You’ll also want a clear plan in place to get you to that number. If you need help with the planning process, consider hiring a financial advisor to help you map out the road to retirement.
4. You Tend to Panic When the Market Dips
If you get cold feet whenever there’s a downturn in the market and think about pulling your money out (or you actually do it), hiring an advisor could be the right call.
A financial advisor can help you keep your emotions at bay, give objective advice, and remind you to stay the course.
Stock market declines are bound to happen. While they aren’t fun to deal with, these dips are normal, and there has never been a declining market that hasn’t ultimately recovered.
Bottom line—if you pull your money out of the market during a downturn, you may miss the recovery. A solid advisor will help you remember that it’s expensive to panic and it pays to stay invested.
5. You and Your Partner Don’t See Eye-to-eye on Money
According to a recent survey from the Institute for Divorce Financial Analysts, or IDFA, money issues account for 22% of divorces in America, falling in third place behind infidelity and incompatibility.
If money is causing any level of stress in your relationship with your partner, it can be well worth the cost to hire a financial advisor. Without one, you could be arguing about money for the rest of your lives or getting a divorce over irreconcilable financial differences.
If you and your partner have completely different values and beliefs around money, an advisor can help you sort through issues and teach you how to work as a team, rather than as two individuals.
6. You Continually Put Off Important Money Decisions
If you have a hard time pulling the trigger when it comes to anything related to your finances, an advisor could give you the push you need to be proactive.
Maybe you know the importance of having an emergency fund, but you keep telling yourself you’ll build it up next month.

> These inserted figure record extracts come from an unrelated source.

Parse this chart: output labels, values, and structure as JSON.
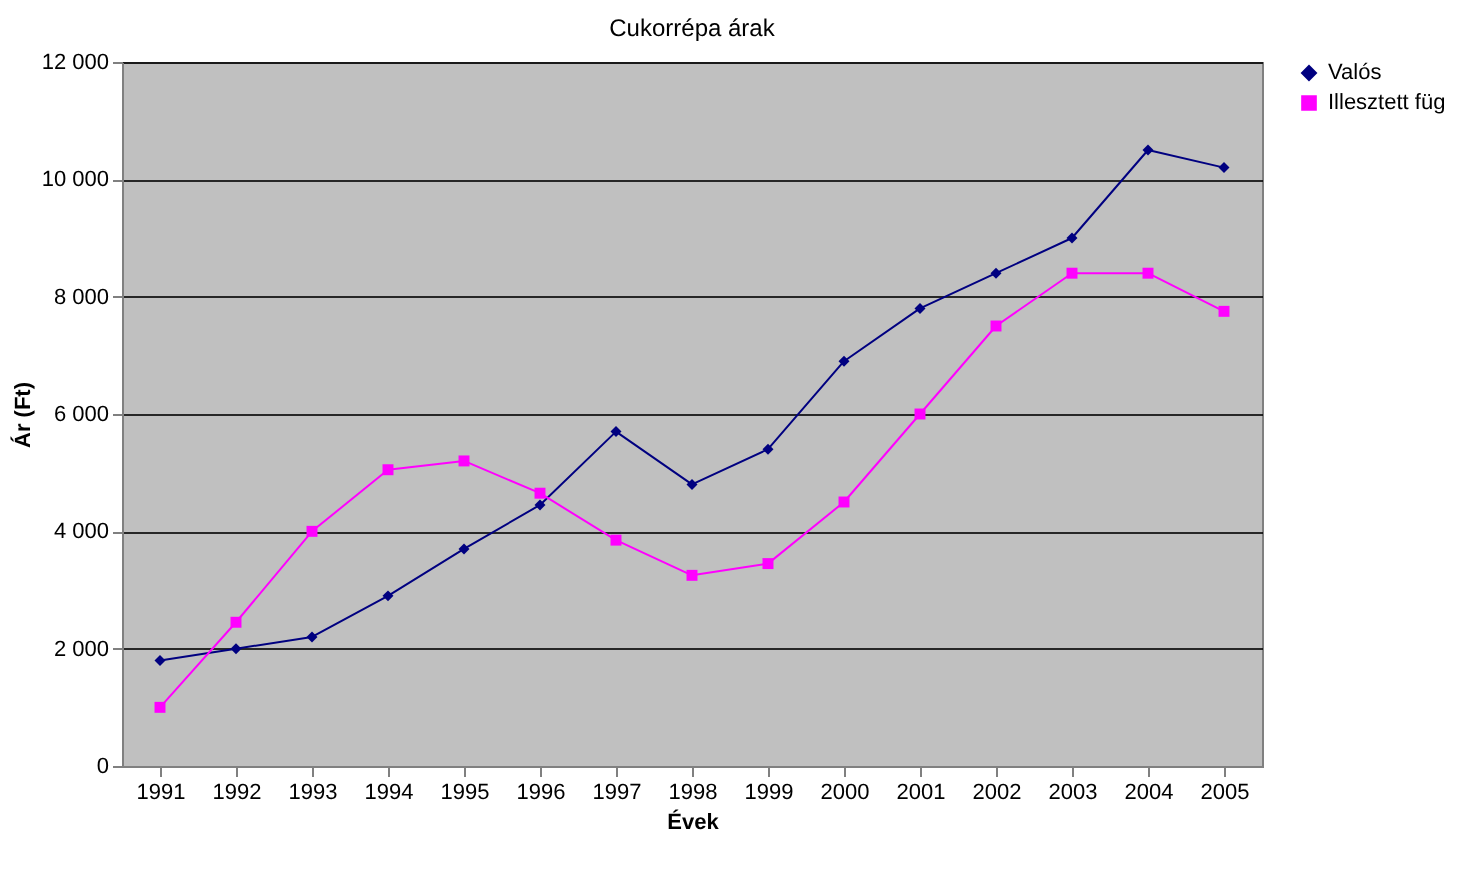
{
  "chart_data": {
    "type": "line",
    "title": "Cukorrépa árak",
    "xlabel": "Évek",
    "ylabel": "Ár (Ft)",
    "categories": [
      "1991",
      "1992",
      "1993",
      "1994",
      "1995",
      "1996",
      "1997",
      "1998",
      "1999",
      "2000",
      "2001",
      "2002",
      "2003",
      "2004",
      "2005"
    ],
    "series": [
      {
        "name": "Valós",
        "color": "#000080",
        "marker": "diamond",
        "values": [
          1800,
          2000,
          2200,
          2900,
          3700,
          4450,
          5700,
          4800,
          5400,
          6900,
          7800,
          8400,
          9000,
          10500,
          10200
        ]
      },
      {
        "name": "Illesztett füg",
        "color": "#ff00ff",
        "marker": "square",
        "values": [
          1000,
          2450,
          4000,
          5050,
          5200,
          4650,
          3850,
          3250,
          3450,
          4500,
          6000,
          7500,
          8400,
          8400,
          7750
        ]
      }
    ],
    "ylim": [
      0,
      12000
    ],
    "yticks": [
      0,
      {
        "value": 2000,
        "label": "2 000"
      },
      {
        "value": 4000,
        "label": "4 000"
      },
      {
        "value": 6000,
        "label": "6 000"
      },
      {
        "value": 8000,
        "label": "8 000"
      },
      {
        "value": 10000,
        "label": "10 000"
      },
      {
        "value": 12000,
        "label": "12 000"
      }
    ],
    "grid": "y",
    "legend": "right",
    "line_style": "solid"
  }
}
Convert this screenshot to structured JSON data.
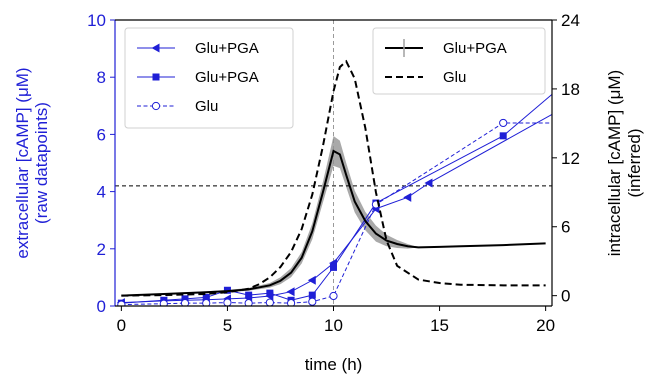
{
  "chart_data": {
    "type": "line",
    "xlabel": "time (h)",
    "ylabel_left": [
      "extracellular [cAMP] (μM)",
      "(raw datapoints)"
    ],
    "ylabel_right": [
      "intracellular [cAMP] (μM)",
      "(inferred)"
    ],
    "xlim": [
      -0.3,
      20.3
    ],
    "ylim_left": [
      0,
      10
    ],
    "ylim_right": [
      -0.9,
      24
    ],
    "xticks": [
      0,
      5,
      10,
      15,
      20
    ],
    "yticks_left": [
      0,
      2,
      4,
      6,
      8,
      10
    ],
    "yticks_right": [
      0,
      6,
      12,
      18,
      24
    ],
    "grid": false,
    "reference_lines": {
      "vertical_x": 10,
      "horizontal_y_left": 4.2
    },
    "colors": {
      "raw": "#1f1fd6",
      "inferred": "#000000",
      "band": "#a9a9a9"
    },
    "series": [
      {
        "name": "Glu+PGA",
        "axis": "left",
        "marker": "triangle-left",
        "style": "solid",
        "x": [
          0,
          2,
          3,
          4,
          5,
          6,
          7,
          8,
          9,
          10,
          12,
          13.5,
          14.5,
          20.3
        ],
        "y": [
          0.12,
          0.18,
          0.2,
          0.22,
          0.25,
          0.28,
          0.35,
          0.5,
          0.9,
          1.5,
          3.4,
          3.8,
          4.3,
          6.7
        ]
      },
      {
        "name": "Glu+PGA",
        "axis": "left",
        "marker": "square",
        "style": "solid",
        "x": [
          0,
          2,
          3,
          4,
          5,
          6,
          7,
          8,
          9,
          10,
          12,
          18,
          20.3
        ],
        "y": [
          0.1,
          0.2,
          0.25,
          0.3,
          0.55,
          0.38,
          0.45,
          0.2,
          0.38,
          1.35,
          3.6,
          5.95,
          7.4
        ]
      },
      {
        "name": "Glu",
        "axis": "left",
        "marker": "open-circle",
        "style": "dashed",
        "x": [
          0,
          2,
          3,
          4,
          5,
          6,
          7,
          8,
          9,
          10,
          12,
          18,
          20.3
        ],
        "y": [
          0.05,
          0.08,
          0.1,
          0.1,
          0.12,
          0.1,
          0.12,
          0.1,
          0.15,
          0.35,
          3.55,
          6.4,
          6.4
        ]
      },
      {
        "name": "Glu+PGA",
        "axis": "right",
        "marker": "none",
        "style": "solid",
        "uncertainty_band": true,
        "x": [
          0,
          2,
          4,
          5,
          6,
          7,
          7.5,
          8,
          8.5,
          9,
          9.5,
          10,
          10.3,
          10.6,
          11,
          11.5,
          12,
          12.5,
          13,
          13.5,
          14,
          15,
          16,
          18,
          20
        ],
        "y": [
          0,
          0.15,
          0.3,
          0.4,
          0.55,
          0.9,
          1.3,
          2.0,
          3.3,
          5.6,
          9.0,
          12.6,
          12.3,
          10.5,
          8.2,
          6.5,
          5.4,
          4.8,
          4.5,
          4.3,
          4.2,
          4.25,
          4.3,
          4.4,
          4.55
        ],
        "band_halfwidth": [
          0,
          0.05,
          0.08,
          0.1,
          0.12,
          0.2,
          0.3,
          0.4,
          0.5,
          0.7,
          0.9,
          1.3,
          1.2,
          1.05,
          0.95,
          0.8,
          0.7,
          0.5,
          0.35,
          0.2,
          0,
          0,
          0,
          0,
          0
        ]
      },
      {
        "name": "Glu",
        "axis": "right",
        "marker": "none",
        "style": "dashed",
        "x": [
          0,
          2,
          4,
          5,
          6,
          6.5,
          7,
          7.5,
          8,
          8.5,
          9,
          9.5,
          10,
          10.3,
          10.6,
          11,
          11.5,
          12,
          12.5,
          13,
          14,
          15,
          16,
          18,
          20
        ],
        "y": [
          0,
          0.05,
          0.15,
          0.3,
          0.6,
          1.0,
          1.6,
          2.5,
          3.8,
          5.8,
          8.8,
          13.0,
          17.8,
          19.9,
          20.4,
          18.9,
          14.6,
          9.0,
          4.8,
          2.6,
          1.4,
          1.1,
          0.95,
          0.9,
          0.9
        ]
      }
    ],
    "legends": [
      {
        "placement": "top-left",
        "entries": [
          {
            "label": "Glu+PGA",
            "marker": "triangle-left",
            "style": "solid"
          },
          {
            "label": "Glu+PGA",
            "marker": "square",
            "style": "solid"
          },
          {
            "label": "Glu",
            "marker": "open-circle",
            "style": "dashed"
          }
        ]
      },
      {
        "placement": "top-right",
        "entries": [
          {
            "label": "Glu+PGA",
            "marker": "errorbar",
            "style": "solid"
          },
          {
            "label": "Glu",
            "marker": "none",
            "style": "dashed"
          }
        ]
      }
    ]
  }
}
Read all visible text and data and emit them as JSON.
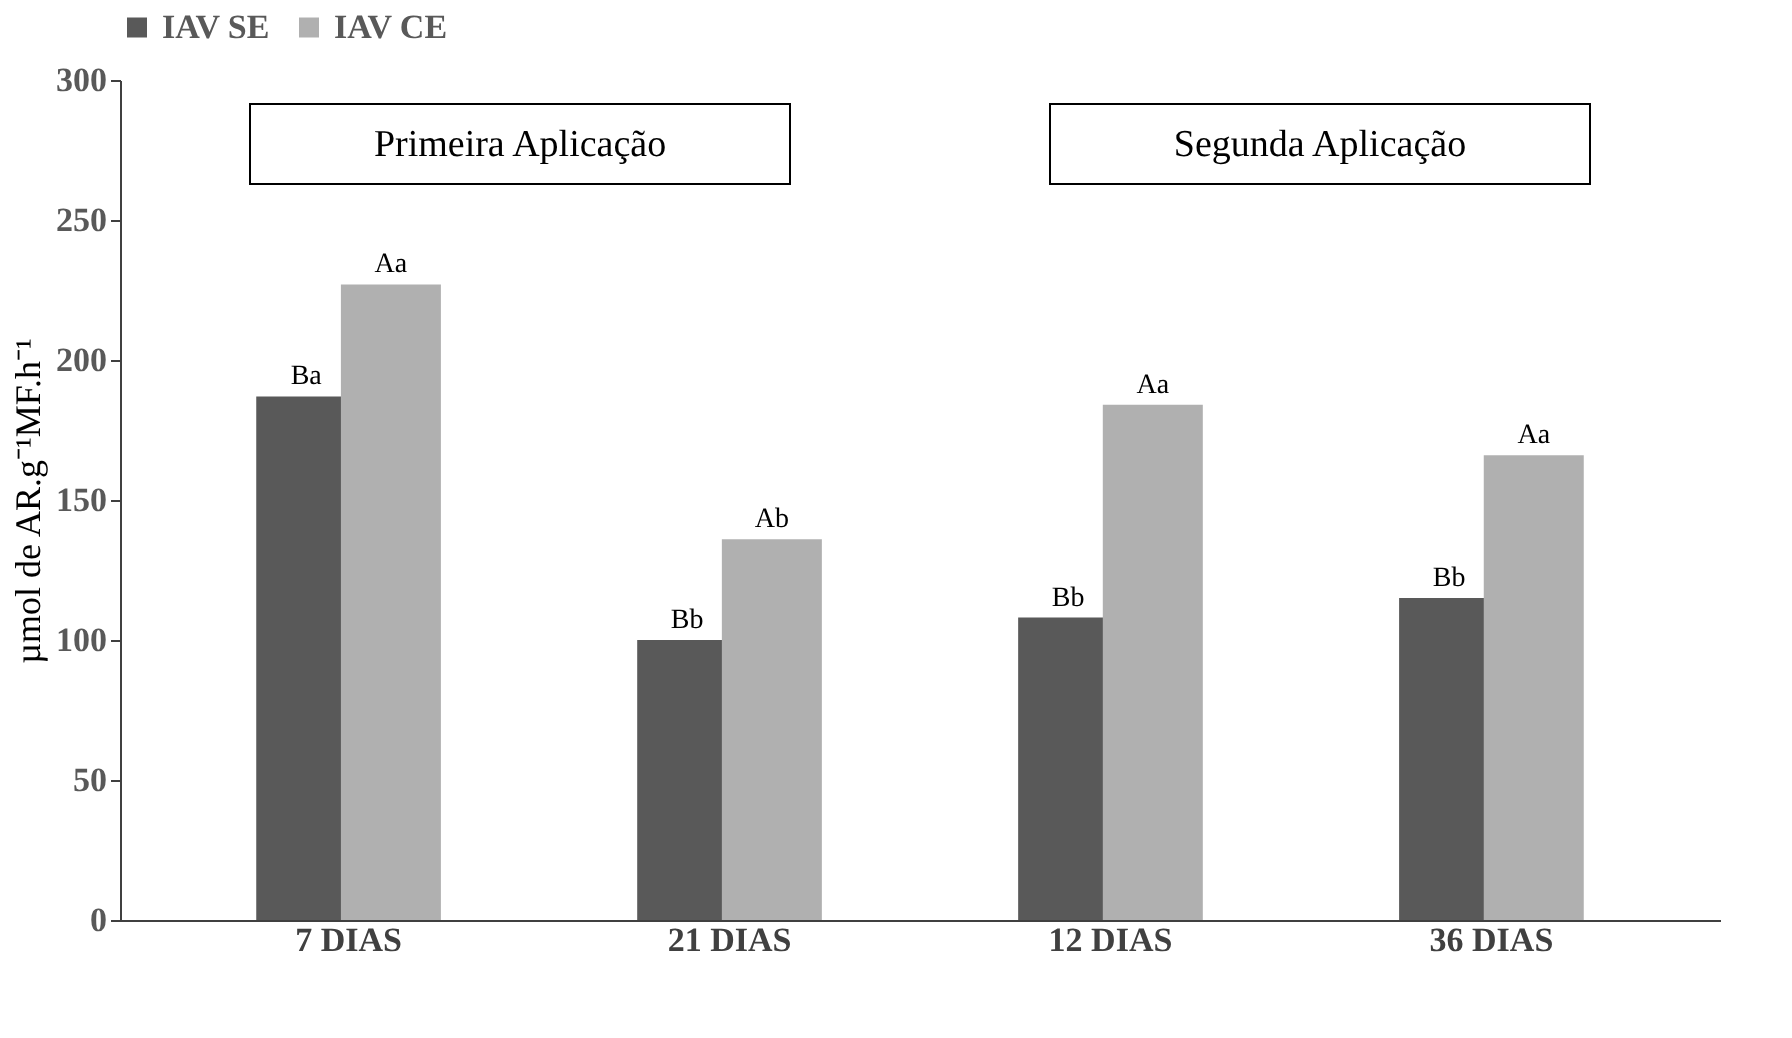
{
  "chart_data": {
    "type": "bar",
    "ylabel": "µmol de AR.g⁻¹MF.h⁻¹",
    "categories": [
      "7 DIAS",
      "21 DIAS",
      "12 DIAS",
      "36 DIAS"
    ],
    "series": [
      {
        "name": "IAV SE",
        "color": "#595959",
        "values": [
          187,
          100,
          108,
          115
        ],
        "value_labels": [
          "Ba",
          "Bb",
          "Bb",
          "Bb"
        ]
      },
      {
        "name": "IAV CE",
        "color": "#b0b0b0",
        "values": [
          227,
          136,
          184,
          166
        ],
        "value_labels": [
          "Aa",
          "Ab",
          "Aa",
          "Aa"
        ]
      }
    ],
    "ylim": [
      0,
      300
    ],
    "yticks": [
      0,
      50,
      100,
      150,
      200,
      250,
      300
    ],
    "grid": false,
    "legend": "top",
    "annotations": [
      "Primeira Aplicação",
      "Segunda Aplicação"
    ]
  }
}
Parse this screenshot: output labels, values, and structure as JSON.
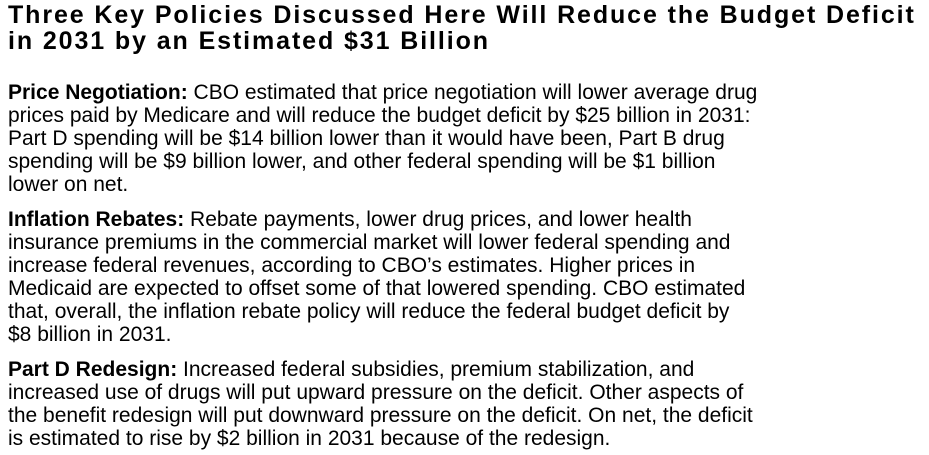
{
  "colors": {
    "background": "#ffffff",
    "text": "#000000"
  },
  "heading": {
    "lines": [
      "Three Key Policies Discussed Here Will Reduce the Budget Deficit",
      "in 2031 by an Estimated $31 Billion"
    ]
  },
  "paragraphs": [
    {
      "label": "Price Negotiation:",
      "first_line": " CBO estimated that price negotiation will lower average drug",
      "lines": [
        "prices paid by Medicare and will reduce the budget deficit by $25 billion in 2031:",
        "Part D spending will be $14 billion lower than it would have been, Part B drug",
        "spending will be $9 billion lower, and other federal spending will be $1 billion",
        "lower on net."
      ]
    },
    {
      "label": "Inflation Rebates:",
      "first_line": " Rebate payments, lower drug prices, and lower health",
      "lines": [
        "insurance premiums in the commercial market will lower federal spending and",
        "increase federal revenues, according to CBO’s estimates. Higher prices in",
        "Medicaid are expected to offset some of that lowered spending. CBO estimated",
        "that, overall, the inflation rebate policy will reduce the federal budget deficit by",
        "$8 billion in 2031."
      ]
    },
    {
      "label": "Part D Redesign:",
      "first_line": " Increased federal subsidies, premium stabilization, and",
      "lines": [
        "increased use of drugs will put upward pressure on the deficit. Other aspects of",
        "the benefit redesign will put downward pressure on the deficit. On net, the deficit",
        "is estimated to rise by $2 billion in 2031 because of the redesign."
      ]
    }
  ]
}
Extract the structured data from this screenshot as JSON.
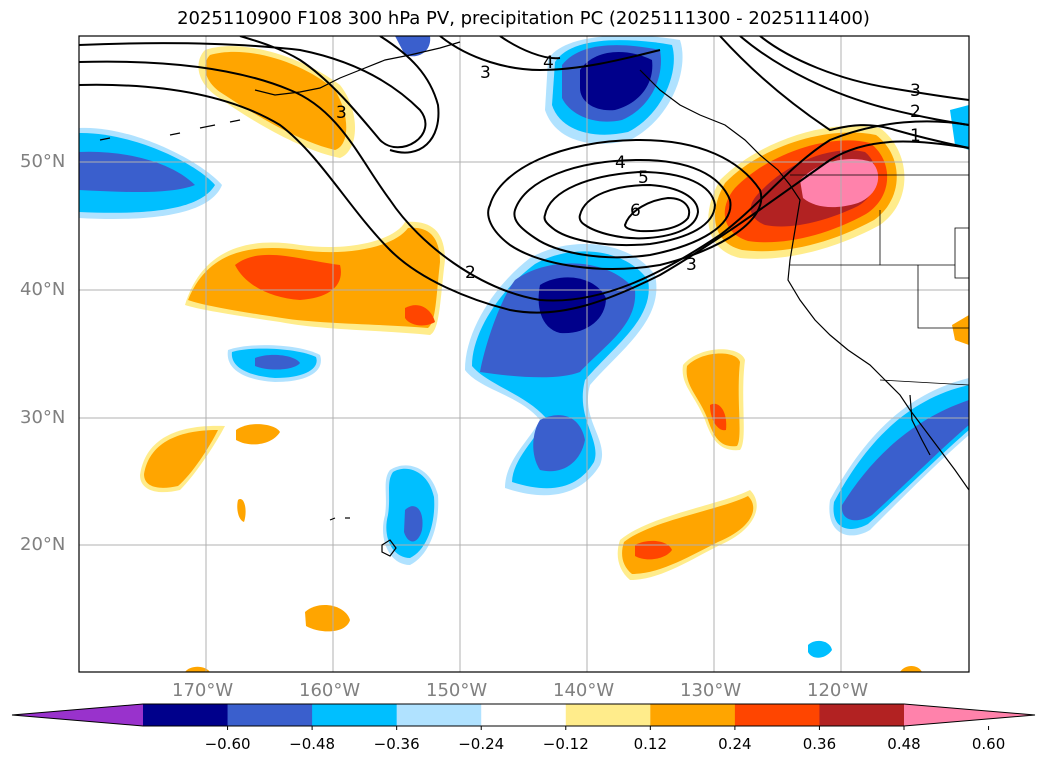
{
  "title": "2025110900 F108 300 hPa PV, precipitation PC (2025111300 - 2025111400)",
  "lat_labels": [
    "50°N",
    "40°N",
    "30°N",
    "20°N"
  ],
  "lon_labels": [
    "170°W",
    "160°W",
    "150°W",
    "140°W",
    "130°W",
    "120°W"
  ],
  "pv_contour_labels": [
    "3",
    "4",
    "4",
    "5",
    "6",
    "3",
    "2",
    "3",
    "2",
    "1",
    "3"
  ],
  "colorbar": {
    "ticks": [
      "−0.60",
      "−0.48",
      "−0.36",
      "−0.24",
      "−0.12",
      "0.12",
      "0.24",
      "0.36",
      "0.48",
      "0.60"
    ],
    "colors": [
      "#9932cc",
      "#00008b",
      "#3a5fcd",
      "#00bfff",
      "#b0e2ff",
      "#ffffff",
      "#ffec8b",
      "#ffa500",
      "#ff4500",
      "#b22222",
      "#ff82ab"
    ]
  }
}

Or you understand how compound interest can make you rich over time, but you don’t know how or where to invest your money.
Or maybe you have aspirations to buy a house, but you keep putting off saving for a downpayment.
If you tend to delay important money moves like these, it might be time to pay an advisor to help you take action and make the smartest possible decisions.
Hiring a financial advisor might seem like an unnecessary expense, but a good advisor can save you money in the long run by helping you make smarter financial decisions and avoid costly mistakes.
When you work with an advisor, you get a personalized financial roadmap that can guide you on the path to reaching financial independence.
No matter what stage of life you’re in, take stock of your current finances, upcoming milestones, and future goals to determine whether or not it makes sense to start working with a financial advisor.
If you check any of the boxes in the article above, consider hiring an advisor now. Your future self will be grateful you did.